CFOs must be cognizant that their people are looking to them for signals on how to react and respond during this crisis. If as a leader, you are closed to new ideas, your direct reports will model that same behaviour. As leaders of leaders, CFOs’ direct reports can cascade unfavourable, pervasive behaviours ubiquitously into the organisation. The aftermath of ineffective leadership at this level can echo and reverberate through every area of the business and have a negative impact on morale, encouraging an environment where innovation and collaboration are stifled when needed most.

On the other hand, leaders who can recognise the emotional aspects of what’s going on inside themselves and others will be better poised to nurture empathy, create calm and balance, and enhance critical connection among team members throughout the organisation, thereby accelerating productivity and effectiveness. As companies face increasingly challenging barriers, an atmosphere such as this promotes constant, transparent communication, which is required to make stalwart, forward-thinking decisions.

CFOs are routinely tasked with making data-driven decisions. But, in order to be effective in the current environment, good CFOs and their teams will need to exercise their qualitative analytical skills as well as their quantitative. Quantitative data, such as a fall in revenue, may indicate the need for a reduction in the workforce. Those types of decisions need to be made and, frankly, are fairly simple.

What’s more difficult is to predict the implications of that revenue drop over the longer term. Will that revenue come back or is it gone forever? What can we learn from recent changes in our customers’ buying patterns and behaviours that will impact our business model and cost structure moving forward?

These are more involved questions that require a finance leader to create a more collaborative and inquisitive decision-making process.

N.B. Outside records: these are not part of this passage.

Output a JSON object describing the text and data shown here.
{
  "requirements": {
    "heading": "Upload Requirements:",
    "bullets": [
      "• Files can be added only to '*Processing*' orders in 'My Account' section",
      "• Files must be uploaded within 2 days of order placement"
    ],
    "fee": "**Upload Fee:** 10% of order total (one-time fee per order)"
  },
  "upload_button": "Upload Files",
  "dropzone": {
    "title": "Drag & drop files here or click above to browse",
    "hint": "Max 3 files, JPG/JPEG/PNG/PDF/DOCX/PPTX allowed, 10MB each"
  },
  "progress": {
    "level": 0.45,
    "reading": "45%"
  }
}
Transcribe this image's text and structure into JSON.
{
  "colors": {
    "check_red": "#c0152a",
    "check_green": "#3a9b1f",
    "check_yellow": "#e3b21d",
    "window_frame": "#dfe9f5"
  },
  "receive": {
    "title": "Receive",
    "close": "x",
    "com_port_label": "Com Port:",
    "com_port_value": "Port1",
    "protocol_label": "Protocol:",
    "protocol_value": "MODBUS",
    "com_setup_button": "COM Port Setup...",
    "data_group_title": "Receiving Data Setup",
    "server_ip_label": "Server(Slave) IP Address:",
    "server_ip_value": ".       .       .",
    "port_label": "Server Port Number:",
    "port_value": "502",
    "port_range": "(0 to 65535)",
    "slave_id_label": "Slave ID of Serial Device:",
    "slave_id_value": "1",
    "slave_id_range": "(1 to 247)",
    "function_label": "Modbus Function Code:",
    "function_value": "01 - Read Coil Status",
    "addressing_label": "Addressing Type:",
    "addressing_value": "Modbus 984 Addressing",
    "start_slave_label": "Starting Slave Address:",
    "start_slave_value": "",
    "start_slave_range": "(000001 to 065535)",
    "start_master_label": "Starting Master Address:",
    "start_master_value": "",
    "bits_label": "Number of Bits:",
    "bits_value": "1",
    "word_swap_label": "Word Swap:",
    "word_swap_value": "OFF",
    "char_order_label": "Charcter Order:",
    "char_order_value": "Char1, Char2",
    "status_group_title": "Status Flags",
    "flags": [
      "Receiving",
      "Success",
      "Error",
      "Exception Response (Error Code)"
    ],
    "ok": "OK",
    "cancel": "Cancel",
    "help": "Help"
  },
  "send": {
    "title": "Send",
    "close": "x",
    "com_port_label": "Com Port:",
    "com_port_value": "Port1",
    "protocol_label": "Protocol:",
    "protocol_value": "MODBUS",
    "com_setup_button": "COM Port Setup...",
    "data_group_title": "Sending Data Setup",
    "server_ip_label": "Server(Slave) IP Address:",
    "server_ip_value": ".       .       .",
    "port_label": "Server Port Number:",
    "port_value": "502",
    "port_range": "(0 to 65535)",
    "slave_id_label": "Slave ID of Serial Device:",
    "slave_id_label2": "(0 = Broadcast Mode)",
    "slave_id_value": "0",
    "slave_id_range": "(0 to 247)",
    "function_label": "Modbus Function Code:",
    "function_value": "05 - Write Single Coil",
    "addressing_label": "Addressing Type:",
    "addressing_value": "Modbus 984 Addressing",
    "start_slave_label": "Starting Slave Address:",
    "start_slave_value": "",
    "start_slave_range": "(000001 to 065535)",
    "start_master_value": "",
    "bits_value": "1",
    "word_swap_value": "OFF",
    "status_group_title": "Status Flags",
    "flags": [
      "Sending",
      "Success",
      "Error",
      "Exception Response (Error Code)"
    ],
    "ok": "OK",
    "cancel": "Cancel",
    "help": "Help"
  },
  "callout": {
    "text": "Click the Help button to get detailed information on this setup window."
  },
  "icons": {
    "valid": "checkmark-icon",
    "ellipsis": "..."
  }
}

At an enterprise level, a leader’s ability to practice self-awareness, remain open and curious, listen, and focus on the future amid these extraordinary obstacles will serve to strengthen the foundation they’ve built. This gives them the leverage they need to pull their organisation and teams out of their immediate and natural fight or flight responses and stand them solidly in a position to create the stability and routine needed to unlock their capacity for long-term perseverance.

However, this only happens when the leader owns the transition on a personal level.